Esta semana um grupo de 83 bilionários veio pedir aos governantes do mundo um novo imposto sobre a sua riqueza, para poder ajudar a superar a crise provocada pela pandemia de Covid-19 e as desigualdades daí resultantes. Gente com fortunas de biliões, que tem o bom senso de perceber que a acumulação pela acumulação conduz a um vazio ético e moral que não é subsumível pelo dinheiro.

Encontramos nesta lista Sir Stephen Tindall, o segundo homem mais rico da Nova Zelândia, Abigail Disney, herdeira do império com o mesmo nome, Jerry Greenfield, da Ben & Jerry’s, John O’Farrell, investidor irlandês que fez biliões com as tecnológicas de Silicon Valley, para alem de mais quase oito dezenas de bilionários com preocupações sociais.

É bom lembrar que toda esta gente fez fortuna no modelo capitalista. Não encontrei na lista nenhum oligarca dos favores do comunismo, nenhum favorecido de Beijing, do petróleo de Caracas, dos recursos da Ucrânia ocupada. Não está lá Soros, nem nenhuma agenda abortista, de género, ou outro tipo de destruição social. É verdade, também, que não se encontram ali os grandes e bem conhecidos especuladores da actualidade, aqueles que, como Rotschild, viam no sangue das ruas uma excelente oportunidade de enriquecimento.
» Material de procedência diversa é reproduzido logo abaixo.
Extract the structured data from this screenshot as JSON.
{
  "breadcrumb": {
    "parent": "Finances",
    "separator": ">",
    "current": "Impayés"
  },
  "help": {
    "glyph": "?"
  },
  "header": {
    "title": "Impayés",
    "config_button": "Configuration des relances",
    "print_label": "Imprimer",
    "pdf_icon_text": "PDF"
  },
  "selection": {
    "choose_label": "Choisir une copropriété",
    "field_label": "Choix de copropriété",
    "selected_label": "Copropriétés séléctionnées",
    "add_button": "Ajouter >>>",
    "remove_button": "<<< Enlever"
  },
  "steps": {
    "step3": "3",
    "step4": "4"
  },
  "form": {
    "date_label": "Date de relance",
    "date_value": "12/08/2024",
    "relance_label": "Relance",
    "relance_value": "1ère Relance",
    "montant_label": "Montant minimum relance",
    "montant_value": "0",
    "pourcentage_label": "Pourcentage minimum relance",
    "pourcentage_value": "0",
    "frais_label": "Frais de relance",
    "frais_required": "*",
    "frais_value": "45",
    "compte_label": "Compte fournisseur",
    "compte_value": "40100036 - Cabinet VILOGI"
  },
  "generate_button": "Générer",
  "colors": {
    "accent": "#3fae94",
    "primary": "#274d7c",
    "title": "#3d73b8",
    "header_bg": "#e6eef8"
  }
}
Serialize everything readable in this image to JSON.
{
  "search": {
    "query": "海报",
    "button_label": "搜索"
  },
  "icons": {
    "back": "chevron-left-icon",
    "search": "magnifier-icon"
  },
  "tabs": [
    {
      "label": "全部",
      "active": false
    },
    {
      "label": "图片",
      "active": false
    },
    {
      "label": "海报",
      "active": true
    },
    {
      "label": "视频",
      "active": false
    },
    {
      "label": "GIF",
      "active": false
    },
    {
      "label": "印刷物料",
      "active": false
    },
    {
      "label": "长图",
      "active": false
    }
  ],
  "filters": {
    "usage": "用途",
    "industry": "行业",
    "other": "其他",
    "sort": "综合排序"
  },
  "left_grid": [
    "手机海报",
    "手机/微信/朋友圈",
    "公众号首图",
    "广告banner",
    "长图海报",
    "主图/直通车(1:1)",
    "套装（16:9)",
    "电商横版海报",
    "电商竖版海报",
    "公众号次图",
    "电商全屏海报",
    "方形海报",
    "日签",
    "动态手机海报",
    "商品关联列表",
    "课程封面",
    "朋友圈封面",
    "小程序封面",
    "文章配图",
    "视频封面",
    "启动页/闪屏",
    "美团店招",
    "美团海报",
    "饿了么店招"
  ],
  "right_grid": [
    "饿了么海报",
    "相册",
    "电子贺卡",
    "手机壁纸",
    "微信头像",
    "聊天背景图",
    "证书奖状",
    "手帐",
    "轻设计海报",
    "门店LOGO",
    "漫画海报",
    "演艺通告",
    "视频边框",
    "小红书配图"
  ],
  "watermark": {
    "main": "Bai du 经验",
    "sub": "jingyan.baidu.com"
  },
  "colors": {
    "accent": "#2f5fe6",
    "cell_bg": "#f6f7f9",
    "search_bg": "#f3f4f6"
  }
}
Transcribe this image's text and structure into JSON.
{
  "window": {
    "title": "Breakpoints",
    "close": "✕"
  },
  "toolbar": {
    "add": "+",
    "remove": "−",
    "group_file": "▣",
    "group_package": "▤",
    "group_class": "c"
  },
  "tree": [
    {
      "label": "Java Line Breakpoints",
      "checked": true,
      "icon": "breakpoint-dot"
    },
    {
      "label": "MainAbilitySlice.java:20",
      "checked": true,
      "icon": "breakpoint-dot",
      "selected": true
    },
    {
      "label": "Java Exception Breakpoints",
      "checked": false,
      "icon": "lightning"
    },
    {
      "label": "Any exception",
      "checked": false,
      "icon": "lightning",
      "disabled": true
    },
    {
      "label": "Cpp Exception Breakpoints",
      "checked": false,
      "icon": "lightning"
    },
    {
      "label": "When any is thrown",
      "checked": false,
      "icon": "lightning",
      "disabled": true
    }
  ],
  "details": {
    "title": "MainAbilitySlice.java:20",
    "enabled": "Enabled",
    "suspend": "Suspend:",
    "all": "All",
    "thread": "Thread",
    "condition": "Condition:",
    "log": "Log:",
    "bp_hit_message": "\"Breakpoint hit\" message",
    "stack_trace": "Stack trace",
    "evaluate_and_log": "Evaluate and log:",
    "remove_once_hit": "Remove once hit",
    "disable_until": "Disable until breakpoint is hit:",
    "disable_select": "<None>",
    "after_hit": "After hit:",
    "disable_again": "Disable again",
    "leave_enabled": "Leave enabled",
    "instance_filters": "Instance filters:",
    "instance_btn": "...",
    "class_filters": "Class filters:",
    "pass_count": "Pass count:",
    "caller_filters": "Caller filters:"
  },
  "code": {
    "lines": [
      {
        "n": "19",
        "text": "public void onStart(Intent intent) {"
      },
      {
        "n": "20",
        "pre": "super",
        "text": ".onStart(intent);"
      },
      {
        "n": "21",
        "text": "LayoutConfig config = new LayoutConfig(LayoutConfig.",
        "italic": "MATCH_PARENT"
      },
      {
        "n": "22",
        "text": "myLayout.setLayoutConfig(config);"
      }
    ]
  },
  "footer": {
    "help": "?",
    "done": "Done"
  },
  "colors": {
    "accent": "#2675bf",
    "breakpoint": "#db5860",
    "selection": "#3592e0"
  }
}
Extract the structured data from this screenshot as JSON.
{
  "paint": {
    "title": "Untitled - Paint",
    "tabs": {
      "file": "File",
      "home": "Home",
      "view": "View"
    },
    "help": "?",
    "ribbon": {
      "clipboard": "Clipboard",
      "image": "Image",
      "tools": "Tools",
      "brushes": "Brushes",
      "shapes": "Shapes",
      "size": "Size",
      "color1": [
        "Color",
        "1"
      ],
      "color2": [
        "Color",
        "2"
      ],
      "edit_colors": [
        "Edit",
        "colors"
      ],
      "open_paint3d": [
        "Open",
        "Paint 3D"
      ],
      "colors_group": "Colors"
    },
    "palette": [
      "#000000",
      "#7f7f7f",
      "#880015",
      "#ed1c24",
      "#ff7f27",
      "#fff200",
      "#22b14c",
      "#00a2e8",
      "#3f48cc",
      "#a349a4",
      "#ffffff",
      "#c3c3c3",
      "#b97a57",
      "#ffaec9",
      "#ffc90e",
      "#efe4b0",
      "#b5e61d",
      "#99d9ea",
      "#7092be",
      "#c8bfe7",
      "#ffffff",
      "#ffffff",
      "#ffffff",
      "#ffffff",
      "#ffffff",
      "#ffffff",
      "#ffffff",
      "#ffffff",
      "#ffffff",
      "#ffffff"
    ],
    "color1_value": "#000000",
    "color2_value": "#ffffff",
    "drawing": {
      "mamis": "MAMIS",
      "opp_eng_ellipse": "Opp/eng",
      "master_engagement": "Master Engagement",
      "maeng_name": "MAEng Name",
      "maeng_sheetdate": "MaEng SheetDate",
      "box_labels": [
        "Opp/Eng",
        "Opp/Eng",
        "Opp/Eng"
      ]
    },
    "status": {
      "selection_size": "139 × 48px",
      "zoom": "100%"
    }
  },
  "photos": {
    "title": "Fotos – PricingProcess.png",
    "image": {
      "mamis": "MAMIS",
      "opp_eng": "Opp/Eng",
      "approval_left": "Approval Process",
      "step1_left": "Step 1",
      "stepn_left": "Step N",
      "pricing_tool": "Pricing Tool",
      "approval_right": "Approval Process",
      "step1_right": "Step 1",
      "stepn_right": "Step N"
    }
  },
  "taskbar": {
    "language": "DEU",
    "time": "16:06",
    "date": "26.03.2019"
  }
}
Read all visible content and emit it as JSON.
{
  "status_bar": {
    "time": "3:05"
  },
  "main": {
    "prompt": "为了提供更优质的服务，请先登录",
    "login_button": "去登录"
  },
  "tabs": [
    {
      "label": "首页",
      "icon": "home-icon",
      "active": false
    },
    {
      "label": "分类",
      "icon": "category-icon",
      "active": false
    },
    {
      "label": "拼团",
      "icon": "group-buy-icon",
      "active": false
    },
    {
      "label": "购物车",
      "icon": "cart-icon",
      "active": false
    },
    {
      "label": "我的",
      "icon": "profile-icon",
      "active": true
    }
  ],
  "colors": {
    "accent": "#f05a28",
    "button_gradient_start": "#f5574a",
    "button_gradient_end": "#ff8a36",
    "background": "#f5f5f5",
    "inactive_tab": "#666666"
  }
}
O raciocínio é de uma simplicidade desarmante, não vale muito a pena ser rico num mundo absolutamente devastado. Não vale a pena ter poder se não se puder exercê-lo. A posse do dinheiro tem de fazer sentido, tem de ter uma utilidade para além da acumulação irracional e sem propósito.

O Portugal parolo e yuppie viveu anos fascinado com o poder de Salgado, o brilho mal explicado de Medina, o salário e prémios de Bava, as jogadas de Berardo, os ensinamentos fajutos de Rendeiro, a extravagância de Manso Neto, as benesses do BPN. Por cá, admira-se o chico esperto e desconfia-se de quem tem visão para além da própria algibeira. Não falta gente indignada com estes 83 multimilionários, porque, ao fazerem isto, deixam expostos outros multimilionários que poderão sentir algum constrangimento na sua ganância.

Não falta quem condene estes multimilionários, pondo-os na prateleira do esquerdismo estatista que, mais não quer do que desviar as atenções das maravilhas do ultraliberalismo multiplicador das maravilhosas fortunas especulativas. Não tardará muito, todo o tecido produtivo e assente em regras de oferta e procura clássicas será uma perigosa forma de esquerdismo. O empenhamento de uma parte da base da pirâmide social e económica na preservação e protecção dos seus predadores é sempre um objecto de estudo fascinante.

Obviamente, este grupo não clama um aumento de impostos generalizado. Obviamente, apenas 500.000 pessoas em todo o mundo fazem parte deste exclusivo clube dos “ultra-wealthy”. Obviamente que não se trata de uma apropriação das fortunas que acumularam, mas de uma regulação redistributiva que muito pouco afectará o seu estatuto, podendo contribuir de modo decisivo para a redução da pobreza no mundo.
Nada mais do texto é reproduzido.